Plus qu’un spec­ta­cle, DU SALE ! sem­ble réalis­er l’impossible : une ren­con­tre entre des milieux soci­aux d’ordinaire bien séparés. C’est d’ailleurs les pre­miers mots de Laeti­tia au pub­lic : « C’est pas nor­mal que je sois là. C’est pas nor­mal parce que je suis Laeti­tia Ker­fa. Parce que j’ai pas fait d’école de théâtre, parce que je viens pas d’un milieu aisé ou d’un milieu d’artistes. »


C’est avec _Jeanne_Dark_ – le craquage en direct sur Ins­ta de Jeanne, ado­les­cente harcelée à l’école – que le tra­vail de Mar­i­on Siéfert se propage. _Jeanne_Dark_ est le pre­mier spec­ta­cle pen­sé simul­tané­ment pour le théâtre et Insta­gram. Sur scène, Hele­na de Lau­rens joue tout en se fil­mant, en live et sou­vent en gros plan, se méta­mor­phose au gré des fil­tres et des cadrages dif­férents, n’a pas peur d’aller loin dans la défor­ma­tion et le grotesque, jusqu’à s’enlaidir. En endos­sant la fig­ure de la freak, elle utilise le réseau social à con­tre-courant, loin de la mise en valeur de soi cap­i­tal­iste. Mar­i­on Siéfert aime aller où ça dérange, elle n’est pas là pour met­tre tout le monde d’accord.
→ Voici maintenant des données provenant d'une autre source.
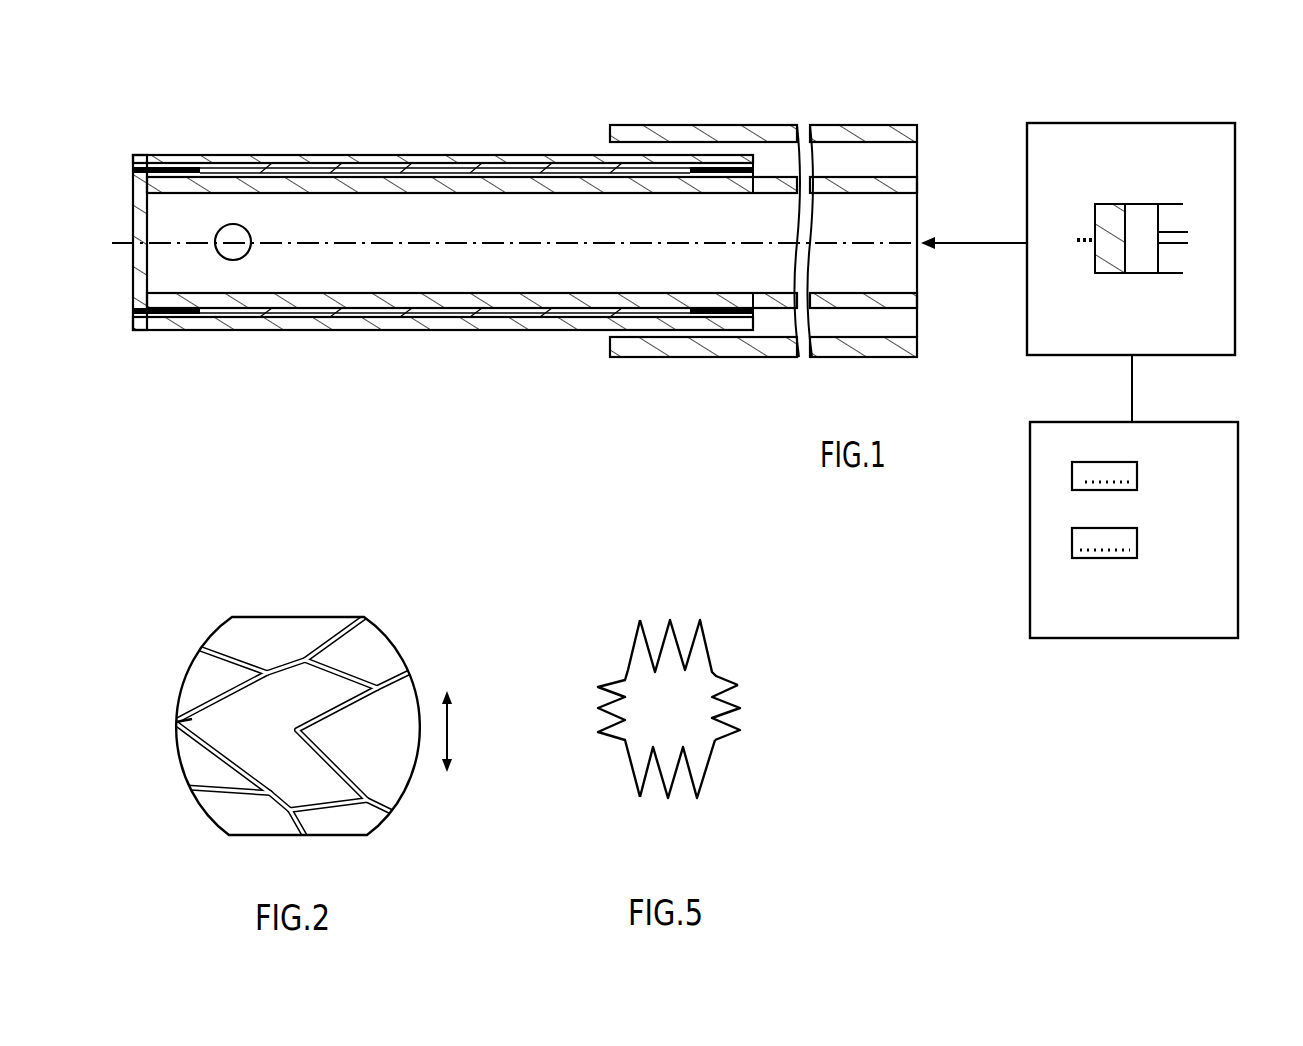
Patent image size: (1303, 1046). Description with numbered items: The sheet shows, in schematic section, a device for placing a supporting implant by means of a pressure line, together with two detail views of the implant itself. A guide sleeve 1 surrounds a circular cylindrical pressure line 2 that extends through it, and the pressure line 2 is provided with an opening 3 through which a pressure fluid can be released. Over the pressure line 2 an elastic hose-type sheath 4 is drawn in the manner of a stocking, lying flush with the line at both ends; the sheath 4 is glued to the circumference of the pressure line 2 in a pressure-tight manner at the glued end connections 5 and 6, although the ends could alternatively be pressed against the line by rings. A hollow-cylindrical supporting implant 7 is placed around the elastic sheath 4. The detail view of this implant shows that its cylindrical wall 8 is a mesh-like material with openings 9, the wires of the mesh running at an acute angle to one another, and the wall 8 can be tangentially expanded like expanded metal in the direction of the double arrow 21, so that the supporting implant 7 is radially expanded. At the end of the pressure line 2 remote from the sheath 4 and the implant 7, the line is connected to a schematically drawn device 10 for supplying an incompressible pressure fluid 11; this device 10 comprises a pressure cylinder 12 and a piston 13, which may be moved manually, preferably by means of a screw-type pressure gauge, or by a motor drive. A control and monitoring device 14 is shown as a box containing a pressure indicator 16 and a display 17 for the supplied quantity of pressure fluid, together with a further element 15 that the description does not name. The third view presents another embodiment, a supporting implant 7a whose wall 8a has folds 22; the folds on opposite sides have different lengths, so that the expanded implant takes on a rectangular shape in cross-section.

In FIG. 1, the guide sleeve 1 is at (658, 138).
In FIG. 1, the pressure line 2 is at (410, 300).
In FIG. 1, the opening 3 is at (238, 250).
In FIG. 1, the elastic hose-type sheath 4 is at (505, 317).
In FIG. 1, the glued end connection 5 is at (737, 320).
In FIG. 1, the glued end connection 6 is at (150, 168).
In FIG. 1, the supporting implant 7 is at (371, 154).
In FIG. 5, the supporting implant 7a is at (725, 661).
In FIG. 2, the cylindrical wall 8 is at (388, 637).
In FIG. 5, the wall 8a is at (718, 740).
In FIG. 2, the openings 9 is at (282, 720).
In FIG. 1, the device for supplying pressure fluid 10 is at (1130, 123).
In FIG. 1, the incompressible pressure fluid 11 is at (1105, 204).
In FIG. 1, the pressure cylinder 12 is at (1177, 203).
In FIG. 1, the piston 13 is at (1143, 257).
In FIG. 1, the control and monitoring device 14 is at (1237, 463).
In FIG. 1, the display 15 is at (1072, 487).
In FIG. 1, the pressure indicator 16 is at (1072, 551).
In FIG. 2, the display 17 is at (185, 733).
In FIG. 2, the double arrow 21 is at (450, 715).
In FIG. 5, the folds 22 is at (744, 706).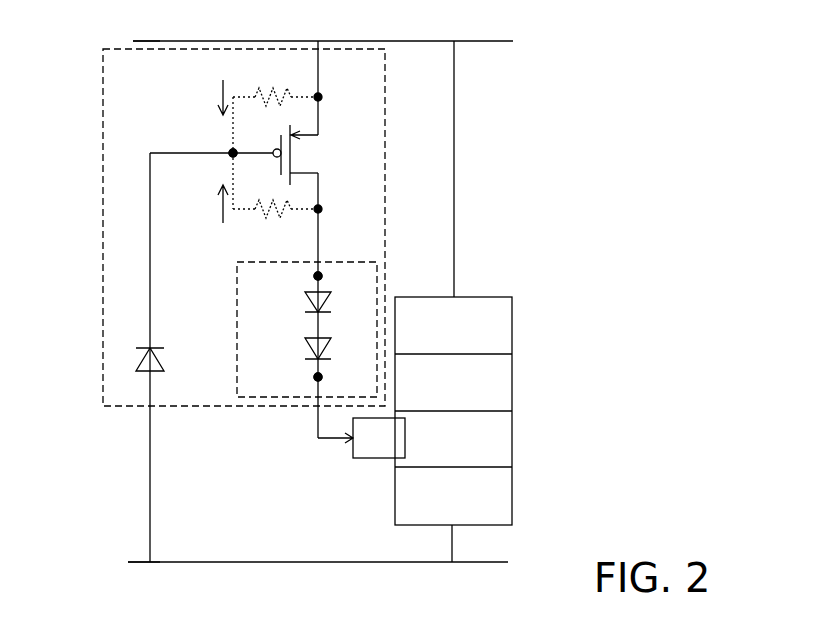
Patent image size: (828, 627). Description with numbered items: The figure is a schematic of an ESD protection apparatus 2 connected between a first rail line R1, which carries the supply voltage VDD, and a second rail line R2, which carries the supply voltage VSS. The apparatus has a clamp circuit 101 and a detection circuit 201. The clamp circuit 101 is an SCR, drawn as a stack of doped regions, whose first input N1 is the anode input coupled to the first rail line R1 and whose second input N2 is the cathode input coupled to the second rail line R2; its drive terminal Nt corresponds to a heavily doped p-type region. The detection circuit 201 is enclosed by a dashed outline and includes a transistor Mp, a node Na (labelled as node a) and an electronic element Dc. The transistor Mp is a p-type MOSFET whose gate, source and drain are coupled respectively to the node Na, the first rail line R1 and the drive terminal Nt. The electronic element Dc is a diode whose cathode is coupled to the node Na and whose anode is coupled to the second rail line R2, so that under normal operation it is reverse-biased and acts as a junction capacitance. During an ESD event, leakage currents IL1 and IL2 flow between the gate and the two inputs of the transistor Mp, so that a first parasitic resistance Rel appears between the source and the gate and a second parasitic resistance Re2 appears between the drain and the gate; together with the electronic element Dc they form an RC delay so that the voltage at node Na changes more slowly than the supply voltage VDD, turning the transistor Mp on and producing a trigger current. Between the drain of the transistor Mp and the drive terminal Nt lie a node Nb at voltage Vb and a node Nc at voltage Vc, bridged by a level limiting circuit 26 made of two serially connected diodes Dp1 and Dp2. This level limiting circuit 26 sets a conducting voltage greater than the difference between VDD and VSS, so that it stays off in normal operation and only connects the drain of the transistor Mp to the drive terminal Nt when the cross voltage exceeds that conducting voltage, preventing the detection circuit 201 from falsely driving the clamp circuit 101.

The ESD protection apparatus 2 is at (726, 24).
The clamp circuit 101 is at (486, 284).
The detection circuit 201 is at (203, 407).
The level limiting circuit 26 is at (268, 398).
The drive terminal Nt is at (372, 460).
The node Na is at (230, 156).
The node a is at (225, 140).
The node Nb is at (322, 277).
The node Nc is at (322, 378).
The voltage at node Nb Vb is at (293, 280).
The voltage at node Nc Vc is at (292, 382).
The first rail line R1 is at (148, 41).
The second rail line R2 is at (142, 562).
The supply voltage VDD is at (323, 22).
The supply voltage VSS is at (318, 580).
The first input N1 is at (476, 169).
The second input N2 is at (472, 543).
The first parasitic resistance Rel is at (277, 101).
The second parasitic resistance Re2 is at (277, 205).
The leakage current IL1 is at (199, 97).
The leakage current IL2 is at (198, 205).
The transistor Mp is at (307, 155).
The diode Dp1 is at (289, 307).
The diode Dp2 is at (289, 348).
The electronic element Dc is at (137, 344).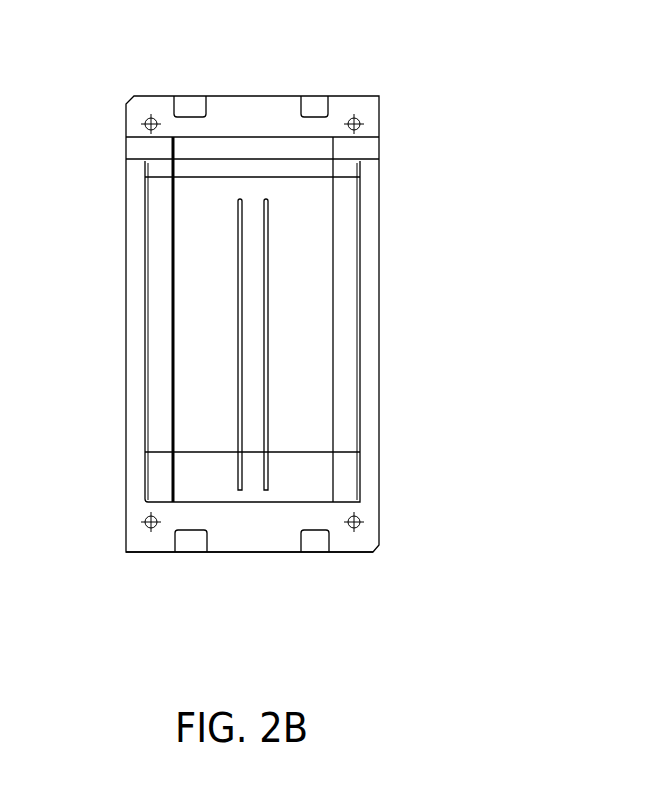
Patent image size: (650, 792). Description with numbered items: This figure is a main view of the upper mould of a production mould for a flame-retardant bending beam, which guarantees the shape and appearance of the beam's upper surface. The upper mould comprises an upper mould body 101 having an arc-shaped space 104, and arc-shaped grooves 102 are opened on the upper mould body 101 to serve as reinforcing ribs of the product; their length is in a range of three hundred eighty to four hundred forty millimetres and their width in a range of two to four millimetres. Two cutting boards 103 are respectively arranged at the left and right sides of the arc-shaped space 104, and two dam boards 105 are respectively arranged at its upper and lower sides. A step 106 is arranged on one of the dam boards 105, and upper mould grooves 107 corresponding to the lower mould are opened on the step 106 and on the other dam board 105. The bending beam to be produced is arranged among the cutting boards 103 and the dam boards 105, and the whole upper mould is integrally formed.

The upper mould body 101 is at (357, 357).
The arc-shaped grooves 102 is at (239, 388).
The cutting boards 103 is at (336, 312).
The arc-shaped space 104 is at (300, 243).
The dam boards 105 is at (233, 547).
The step 106 is at (349, 111).
The upper mould grooves 107 is at (186, 112).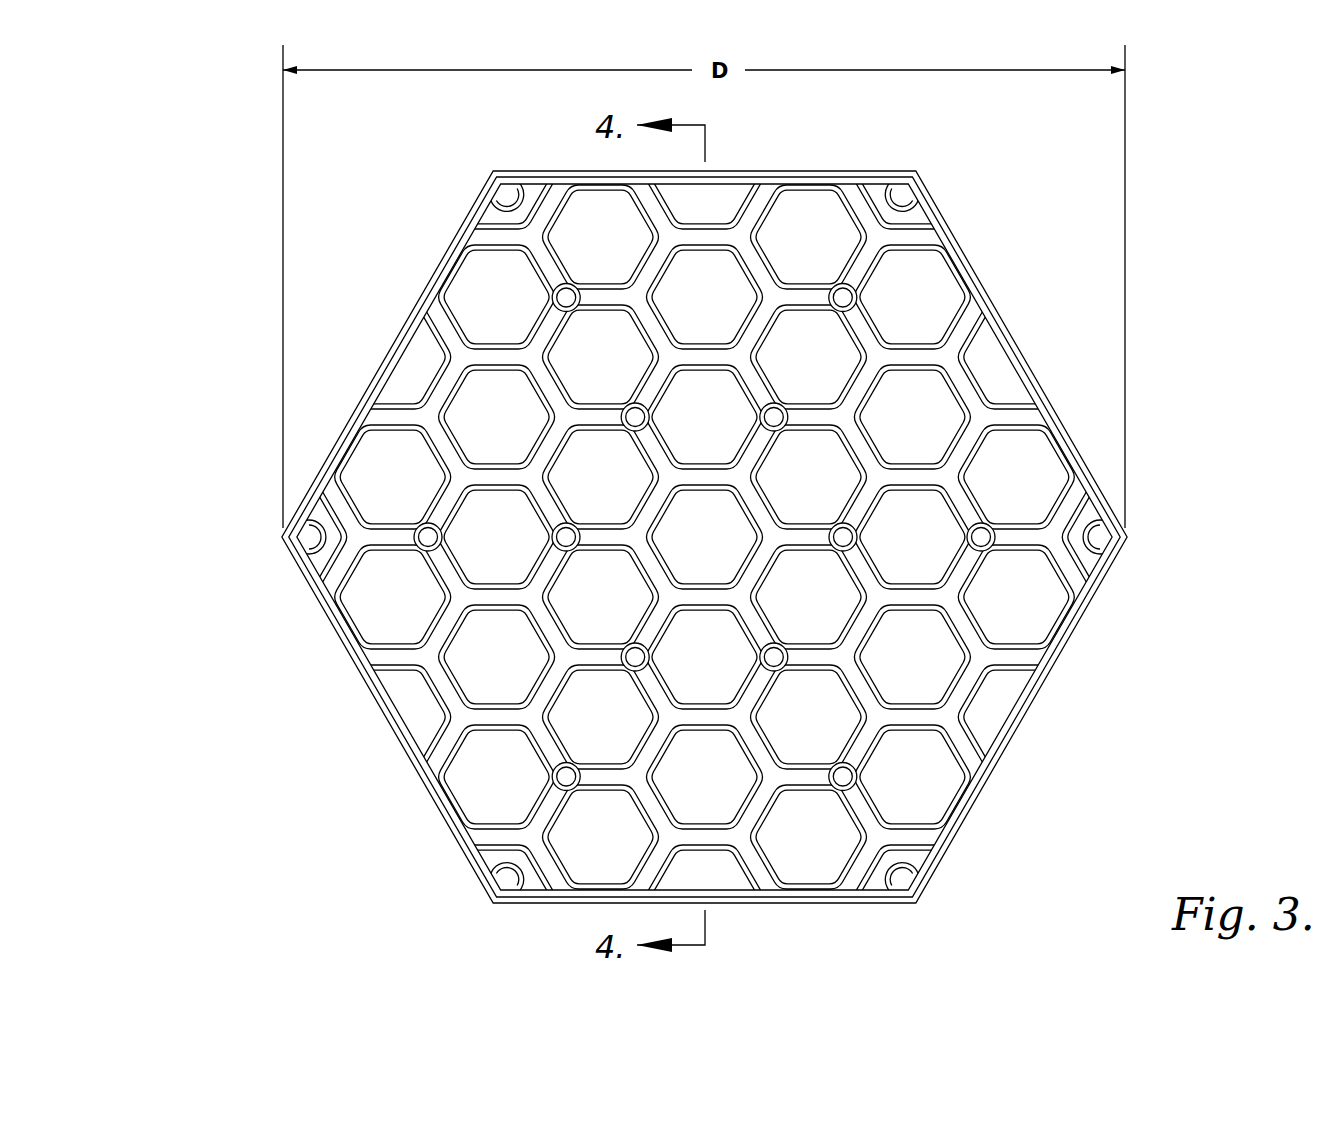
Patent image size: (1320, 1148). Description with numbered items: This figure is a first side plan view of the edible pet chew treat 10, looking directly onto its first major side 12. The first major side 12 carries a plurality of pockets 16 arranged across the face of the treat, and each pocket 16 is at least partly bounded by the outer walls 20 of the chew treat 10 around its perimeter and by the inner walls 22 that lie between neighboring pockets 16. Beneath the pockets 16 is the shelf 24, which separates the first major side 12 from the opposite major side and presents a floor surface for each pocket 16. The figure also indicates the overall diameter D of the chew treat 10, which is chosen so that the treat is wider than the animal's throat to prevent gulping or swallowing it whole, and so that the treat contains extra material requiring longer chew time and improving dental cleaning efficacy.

The chew treat 10 is at (980, 198).
The first major side 12 is at (378, 311).
The pockets 16 is at (718, 309).
The outer walls 20 is at (471, 212).
The inner walls 22 is at (758, 537).
The shelf 24 is at (925, 780).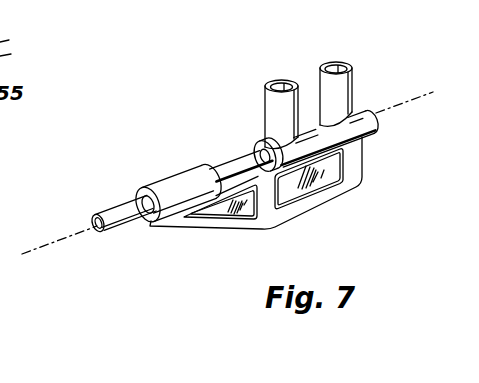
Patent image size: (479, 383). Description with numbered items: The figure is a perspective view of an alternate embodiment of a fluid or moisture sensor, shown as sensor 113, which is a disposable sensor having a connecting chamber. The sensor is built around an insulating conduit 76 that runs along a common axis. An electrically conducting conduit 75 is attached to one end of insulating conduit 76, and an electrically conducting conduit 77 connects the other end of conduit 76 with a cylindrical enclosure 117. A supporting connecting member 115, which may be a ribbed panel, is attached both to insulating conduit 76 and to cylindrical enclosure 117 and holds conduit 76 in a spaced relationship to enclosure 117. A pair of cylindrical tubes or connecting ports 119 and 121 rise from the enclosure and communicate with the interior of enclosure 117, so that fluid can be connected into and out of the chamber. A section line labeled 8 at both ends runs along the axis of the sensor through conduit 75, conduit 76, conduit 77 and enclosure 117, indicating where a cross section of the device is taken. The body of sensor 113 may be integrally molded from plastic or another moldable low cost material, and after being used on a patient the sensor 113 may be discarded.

The section line 8- 8 is at (88, 262).
The electrically conducting conduit 75 is at (117, 212).
The insulating conduit 76 is at (176, 183).
The electrically conducting conduit 77 is at (237, 167).
The alternate embodiment of the fluid or moisture sensor 113 is at (201, 98).
The supporting connecting member 115 is at (272, 215).
The cylindrical enclosure 117 is at (268, 140).
The cylindrical tube or connecting port 119 is at (279, 84).
The cylindrical tube or connecting port 121 is at (334, 65).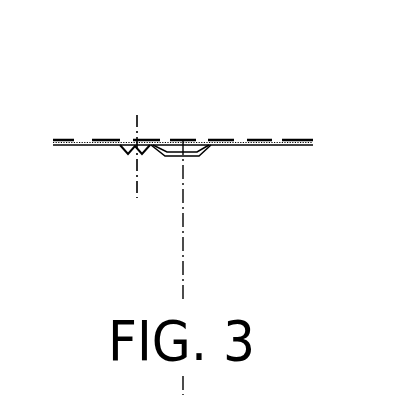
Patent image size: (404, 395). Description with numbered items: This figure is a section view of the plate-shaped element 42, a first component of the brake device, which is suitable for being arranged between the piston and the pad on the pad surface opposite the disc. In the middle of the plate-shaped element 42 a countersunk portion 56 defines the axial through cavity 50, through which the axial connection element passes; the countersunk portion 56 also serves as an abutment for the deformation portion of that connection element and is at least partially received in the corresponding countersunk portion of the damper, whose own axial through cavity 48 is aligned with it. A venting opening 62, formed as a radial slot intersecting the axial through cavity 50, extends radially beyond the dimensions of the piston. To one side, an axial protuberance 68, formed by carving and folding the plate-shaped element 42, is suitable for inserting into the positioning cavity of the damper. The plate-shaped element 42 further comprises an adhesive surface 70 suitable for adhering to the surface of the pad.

Dad­dy, son dernier spec­ta­cle créé à l’Odéon, se déploie égale­ment dans le monde virtuel. Après plusieurs mois d’enquête auprès de per­son­nes ayant subi des vio­lences pédocrim­inelles, elle écrit le texte avec Matthieu Bareyre (son ami et col­lab­o­ra­teur artis­tique, réal­isa­teur du mag­nifique doc­u­men­taire L’Époque). Dans Dad­dy, l’héroïne a 13 ans et vit à Per­pig­nan. Issue de la petite classe moyenne, elle rêve de devenir actrice. En ligne, elle ren­con­tre un homme riche et séduisant, qui a le dou­ble de son âge et qui l’entraîne dans un jeu vidéo aux règles trou­bles : « Dad­dy ». Mar­i­on Siéfert réu­nit une équipe d’acteur.ices extra­or­di­naires, venant tou­stes d’horizons dif­férents (on y retrou­ve par exem­ple l’artiste de cabaret Jenifer Gold) autour d’un spec­ta­cle abor­dant des sujets dif­fi­ciles comme la pédophilie, la pré­da­tion du cap­i­tal­isme sur l’extrême jeunesse et les rap­ports de classe. Avec Dad­dy, Mar­i­on Siéfert nous plonge encore une fois au cœur de nos con­tra­dic­tions, et tant mieux si c’est un peu incon­fort­able…

À voir au Théâtre nation­al à Brux­elles du 7 au 10 févri­er 2024.